Our underlying principle shapes the way we recommend you train for sprint.  We believe that the fundamental thing a sprint cyclist needs is speed.  Once you have speed, it's relatively easy to build speed-endurance.  To build speed you need two things.  Leg speed, which is the ability to move your legs fast, and strength to push big gears at those high leg speeds and to allow you to accelerate those gears from low speeds. While strength and power are distinct things we're going to be a little casual in our use of the term 'strength', purists, please bear with us, we're sprinters and as such, can be a little lazy at times.

This principle (speed then endurance, sometimes oddly known as 'reverse periodisation') determines the priority in which we train and is the most significant departure from the methods our endurance cousins employ.  While they're off burning away their muscle mass and turning fast twitch into slow twitch doing 200km road rides, we're in the gym building muscle and on the bike doing short, sharp efforts to teach our bodies to use the strength and power we've gained in the gym on the one piece of equipment we need, our bikes.

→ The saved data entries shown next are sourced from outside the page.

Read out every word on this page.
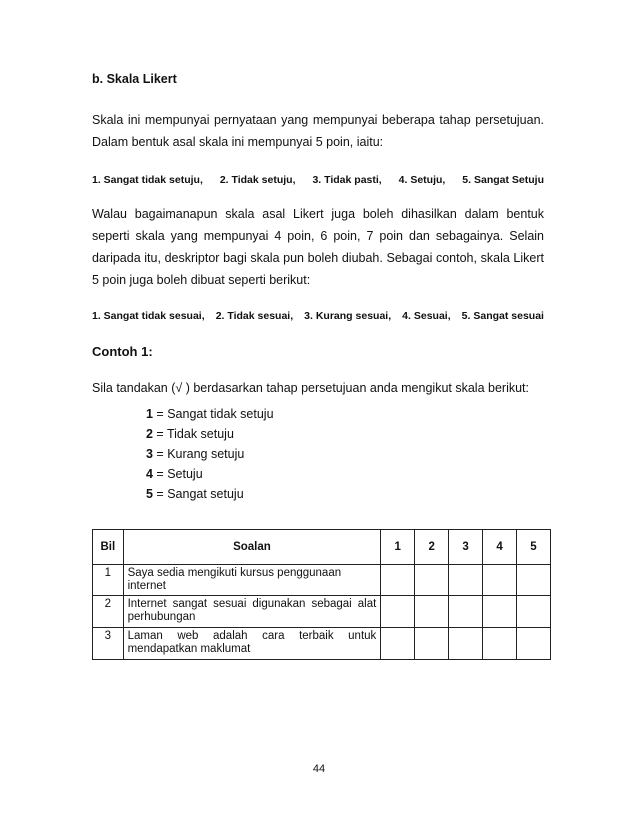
b. Skala Likert
Skala ini mempunyai pernyataan yang mempunyai beberapa tahap persetujuan. Dalam bentuk asal skala ini mempunyai 5 poin, iaitu:
1. Sangat tidak setuju, 2. Tidak setuju, 3. Tidak pasti, 4. Setuju, 5. Sangat Setuju
Walau bagaimanapun skala asal Likert juga boleh dihasilkan dalam bentuk seperti skala yang mempunyai 4 poin, 6 poin, 7 poin dan sebagainya. Selain daripada itu, deskriptor bagi skala pun boleh diubah. Sebagai contoh, skala Likert 5 poin juga boleh dibuat seperti berikut:
1. Sangat tidak sesuai, 2. Tidak sesuai, 3. Kurang sesuai, 4. Sesuai, 5. Sangat sesuai
Contoh 1:
Sila tandakan (√ ) berdasarkan tahap persetujuan anda mengikut skala berikut:
1 = Sangat tidak setuju
2 = Tidak setuju
3 = Kurang setuju
4 = Setuju
5 = Sangat setuju
Bil	Soalan	1	2	3	4	5
1	Saya sedia mengikuti kursus penggunaan internet					
2	Internet sangat sesuai digunakan sebagai alat perhubungan					
3	Laman web adalah cara terbaik untuk mendapatkan maklumat					
44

Road cycling selects for jockeys, track sprint selects for giants.   While It's certainly true that small and lean sprinters can be successful, the modern sprinter such as Anna Meares, Chris Hoy and their ilk are a far departure from the normal road or track enduro cyclist.  They're big, strong people, they lift heavy things in the gym and they push big gears on their bikes, very fast.  We (us, the sprinters, we'll assume you're a sprinter now you've read this far) have more in common with track and field sprinters and Olympic weightlifters than we do with roadies and track endurance cyclists, but we still ride bikes so we'll still be nice to them, as long as they don't get between us and the barbeque.  We'll even move their furniture for them if they ask us nicely, we're good at lifting heavy things.